Many of the writers talk about the vibration of living foods—that living things vibrate at a higher level than dead things—and therefore create better energy for our bodies and souls. Since we are all made up of energy (think Einstein's famous formula), it seems a plausible theory. As a girl who believes in a world spoken into being, I can conceive that there may be more to it than we can scientifically measure and create a pill to replace.

Since that first book, I've read a lot of raw veggie gurus such as David Wolfe, Ani Phyo, Yuri Elkaim and Natalia Rose.  And while I haven't found 100% raw to be sustainable for me (nor do I feel like it needs to be), I have found that when I'm eating at least 50% raw I simply feel better. (And it gets way easier to sustain a lower weight.)

The tools for making raw foods are different than conventional cooking.  They rely on high-end blenders,  mandolin slicers, spiralizers, juicers and dehydrators (that only heat foods to 115 degrees).

Sunday night, I went to a class at Be Raw Food and Juice Cafe in Dallas.
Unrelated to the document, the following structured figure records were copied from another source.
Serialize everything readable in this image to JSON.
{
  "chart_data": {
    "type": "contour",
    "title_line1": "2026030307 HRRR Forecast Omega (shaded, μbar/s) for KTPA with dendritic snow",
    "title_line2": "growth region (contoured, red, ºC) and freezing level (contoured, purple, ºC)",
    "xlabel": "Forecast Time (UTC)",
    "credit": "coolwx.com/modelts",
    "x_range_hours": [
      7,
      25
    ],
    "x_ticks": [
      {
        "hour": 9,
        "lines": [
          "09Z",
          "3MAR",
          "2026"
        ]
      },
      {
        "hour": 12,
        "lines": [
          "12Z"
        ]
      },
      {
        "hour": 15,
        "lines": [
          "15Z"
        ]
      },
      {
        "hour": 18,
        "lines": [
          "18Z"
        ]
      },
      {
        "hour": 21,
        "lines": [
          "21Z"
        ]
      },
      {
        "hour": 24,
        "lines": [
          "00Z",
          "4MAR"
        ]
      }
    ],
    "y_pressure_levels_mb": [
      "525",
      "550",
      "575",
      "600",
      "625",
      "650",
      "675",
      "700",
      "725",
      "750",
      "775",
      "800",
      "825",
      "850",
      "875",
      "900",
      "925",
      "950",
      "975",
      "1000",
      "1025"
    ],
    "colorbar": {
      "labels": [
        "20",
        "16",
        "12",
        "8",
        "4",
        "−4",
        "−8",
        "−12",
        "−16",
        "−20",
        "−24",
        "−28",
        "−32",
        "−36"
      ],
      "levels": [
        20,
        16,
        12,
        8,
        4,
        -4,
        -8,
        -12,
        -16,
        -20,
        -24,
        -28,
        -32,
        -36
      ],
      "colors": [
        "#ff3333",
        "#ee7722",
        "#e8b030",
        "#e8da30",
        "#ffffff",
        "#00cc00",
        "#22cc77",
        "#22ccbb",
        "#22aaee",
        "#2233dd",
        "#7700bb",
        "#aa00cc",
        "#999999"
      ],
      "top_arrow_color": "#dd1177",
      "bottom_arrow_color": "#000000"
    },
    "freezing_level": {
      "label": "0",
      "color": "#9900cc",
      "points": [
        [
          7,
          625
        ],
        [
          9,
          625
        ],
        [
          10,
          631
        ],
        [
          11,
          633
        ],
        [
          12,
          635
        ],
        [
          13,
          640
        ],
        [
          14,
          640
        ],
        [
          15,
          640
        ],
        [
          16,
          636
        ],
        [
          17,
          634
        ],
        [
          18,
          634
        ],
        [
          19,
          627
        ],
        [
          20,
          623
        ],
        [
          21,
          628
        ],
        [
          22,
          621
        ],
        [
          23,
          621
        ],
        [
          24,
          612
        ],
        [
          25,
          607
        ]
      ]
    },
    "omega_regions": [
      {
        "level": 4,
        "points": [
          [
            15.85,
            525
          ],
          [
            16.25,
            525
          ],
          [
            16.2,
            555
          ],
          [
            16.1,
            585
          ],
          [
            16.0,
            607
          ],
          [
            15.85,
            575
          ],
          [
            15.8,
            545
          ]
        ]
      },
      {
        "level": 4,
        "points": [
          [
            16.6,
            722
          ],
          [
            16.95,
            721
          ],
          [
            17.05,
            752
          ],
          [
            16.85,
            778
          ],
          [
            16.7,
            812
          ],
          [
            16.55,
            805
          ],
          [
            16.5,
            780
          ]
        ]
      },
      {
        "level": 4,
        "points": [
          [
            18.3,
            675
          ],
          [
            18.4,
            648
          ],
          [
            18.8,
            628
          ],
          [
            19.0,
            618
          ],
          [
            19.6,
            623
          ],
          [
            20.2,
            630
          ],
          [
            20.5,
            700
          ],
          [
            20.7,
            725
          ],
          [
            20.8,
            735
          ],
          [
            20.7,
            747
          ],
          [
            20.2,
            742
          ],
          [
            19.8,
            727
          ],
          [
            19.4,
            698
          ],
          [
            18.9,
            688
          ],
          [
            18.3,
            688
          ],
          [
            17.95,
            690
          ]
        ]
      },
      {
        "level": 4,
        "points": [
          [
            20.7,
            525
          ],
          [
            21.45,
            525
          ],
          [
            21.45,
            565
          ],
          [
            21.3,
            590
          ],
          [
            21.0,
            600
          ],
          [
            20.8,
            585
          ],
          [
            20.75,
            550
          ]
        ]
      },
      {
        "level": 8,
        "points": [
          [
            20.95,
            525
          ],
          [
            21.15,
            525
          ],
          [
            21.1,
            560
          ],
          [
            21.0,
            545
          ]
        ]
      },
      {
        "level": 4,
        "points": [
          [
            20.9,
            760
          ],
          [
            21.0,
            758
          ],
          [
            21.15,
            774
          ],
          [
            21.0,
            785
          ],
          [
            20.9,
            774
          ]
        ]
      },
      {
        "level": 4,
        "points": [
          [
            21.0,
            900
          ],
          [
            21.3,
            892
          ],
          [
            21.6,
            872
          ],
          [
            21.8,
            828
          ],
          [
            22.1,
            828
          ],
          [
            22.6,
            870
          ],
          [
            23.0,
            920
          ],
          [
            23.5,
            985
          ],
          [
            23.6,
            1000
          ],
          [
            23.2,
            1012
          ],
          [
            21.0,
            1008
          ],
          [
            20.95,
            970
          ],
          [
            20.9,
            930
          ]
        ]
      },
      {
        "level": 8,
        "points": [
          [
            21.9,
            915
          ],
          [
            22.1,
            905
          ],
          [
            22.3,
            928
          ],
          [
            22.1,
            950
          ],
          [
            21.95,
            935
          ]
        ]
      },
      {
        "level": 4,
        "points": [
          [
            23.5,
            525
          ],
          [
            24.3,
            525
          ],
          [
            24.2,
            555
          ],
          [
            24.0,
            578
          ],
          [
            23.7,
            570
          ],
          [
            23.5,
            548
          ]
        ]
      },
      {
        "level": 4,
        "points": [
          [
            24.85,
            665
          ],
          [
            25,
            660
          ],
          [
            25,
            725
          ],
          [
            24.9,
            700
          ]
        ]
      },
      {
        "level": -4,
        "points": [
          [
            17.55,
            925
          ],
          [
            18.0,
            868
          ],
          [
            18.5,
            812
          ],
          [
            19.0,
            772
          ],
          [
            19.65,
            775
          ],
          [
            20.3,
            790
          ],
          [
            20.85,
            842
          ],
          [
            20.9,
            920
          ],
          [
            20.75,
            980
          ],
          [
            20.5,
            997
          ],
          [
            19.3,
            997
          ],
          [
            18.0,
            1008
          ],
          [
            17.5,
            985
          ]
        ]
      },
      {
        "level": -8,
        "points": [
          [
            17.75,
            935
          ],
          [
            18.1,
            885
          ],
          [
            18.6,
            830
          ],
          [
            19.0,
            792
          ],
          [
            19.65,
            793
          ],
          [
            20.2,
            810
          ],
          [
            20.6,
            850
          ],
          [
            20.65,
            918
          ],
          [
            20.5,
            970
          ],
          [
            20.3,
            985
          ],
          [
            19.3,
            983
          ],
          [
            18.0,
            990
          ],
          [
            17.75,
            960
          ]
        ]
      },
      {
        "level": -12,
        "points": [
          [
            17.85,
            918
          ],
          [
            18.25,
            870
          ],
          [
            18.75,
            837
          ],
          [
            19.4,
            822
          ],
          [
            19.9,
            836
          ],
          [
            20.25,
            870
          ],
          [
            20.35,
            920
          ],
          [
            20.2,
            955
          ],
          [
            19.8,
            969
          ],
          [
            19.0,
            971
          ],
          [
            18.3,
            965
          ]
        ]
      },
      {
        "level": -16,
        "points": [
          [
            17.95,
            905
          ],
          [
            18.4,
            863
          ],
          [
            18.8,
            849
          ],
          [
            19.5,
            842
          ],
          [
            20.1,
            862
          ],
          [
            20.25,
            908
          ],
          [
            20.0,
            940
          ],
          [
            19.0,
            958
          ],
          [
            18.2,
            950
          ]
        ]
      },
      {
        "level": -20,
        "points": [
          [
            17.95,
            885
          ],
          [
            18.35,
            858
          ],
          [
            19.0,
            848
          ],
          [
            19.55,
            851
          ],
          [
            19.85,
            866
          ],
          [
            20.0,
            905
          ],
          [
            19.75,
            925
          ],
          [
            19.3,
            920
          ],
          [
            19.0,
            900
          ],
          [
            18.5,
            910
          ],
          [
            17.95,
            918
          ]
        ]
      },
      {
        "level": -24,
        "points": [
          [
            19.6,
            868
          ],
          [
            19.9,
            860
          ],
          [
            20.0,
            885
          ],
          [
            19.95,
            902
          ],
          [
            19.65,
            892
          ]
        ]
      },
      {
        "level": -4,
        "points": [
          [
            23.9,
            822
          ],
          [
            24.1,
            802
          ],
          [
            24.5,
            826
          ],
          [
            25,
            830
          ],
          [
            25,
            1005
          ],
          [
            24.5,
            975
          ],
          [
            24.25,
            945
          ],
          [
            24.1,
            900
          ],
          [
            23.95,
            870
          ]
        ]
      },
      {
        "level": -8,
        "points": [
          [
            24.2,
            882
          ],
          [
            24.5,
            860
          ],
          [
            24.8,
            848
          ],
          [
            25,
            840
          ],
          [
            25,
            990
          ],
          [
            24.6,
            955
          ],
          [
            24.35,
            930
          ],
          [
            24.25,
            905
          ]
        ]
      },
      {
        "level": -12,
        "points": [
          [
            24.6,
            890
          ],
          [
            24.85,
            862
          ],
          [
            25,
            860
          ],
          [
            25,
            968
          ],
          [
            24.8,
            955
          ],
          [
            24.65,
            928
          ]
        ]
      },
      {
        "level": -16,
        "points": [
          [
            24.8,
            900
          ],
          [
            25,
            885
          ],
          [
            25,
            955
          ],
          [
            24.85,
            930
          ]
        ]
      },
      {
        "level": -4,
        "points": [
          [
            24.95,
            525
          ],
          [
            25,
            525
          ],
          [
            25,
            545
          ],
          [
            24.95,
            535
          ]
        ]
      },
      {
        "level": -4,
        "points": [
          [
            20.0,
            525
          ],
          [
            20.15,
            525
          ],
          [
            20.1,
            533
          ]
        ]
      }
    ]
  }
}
They taught us to make raw pastas and sauces.  Since everything is made from living foods, the noodles are typically created from vegetables that are spiral sliced.  You can make a super-quick version at home by using a vegetable peeler to slice "ribbons" of zucchini.   (I like to soak mine in salt water first then drain before serving to make them a little softer.) Serve them raw on a plate topped with a drizzle of olive oil, salt, chopped tomatoes, fresh garlic and basil or make a simple a pesto sauce.

I've found with cooking that it isn't something I can learn from a book.  Somebody needs to show me.  I'm glad Be Raw is committed to teaching skills. And the best part of taking classes? Eating the results!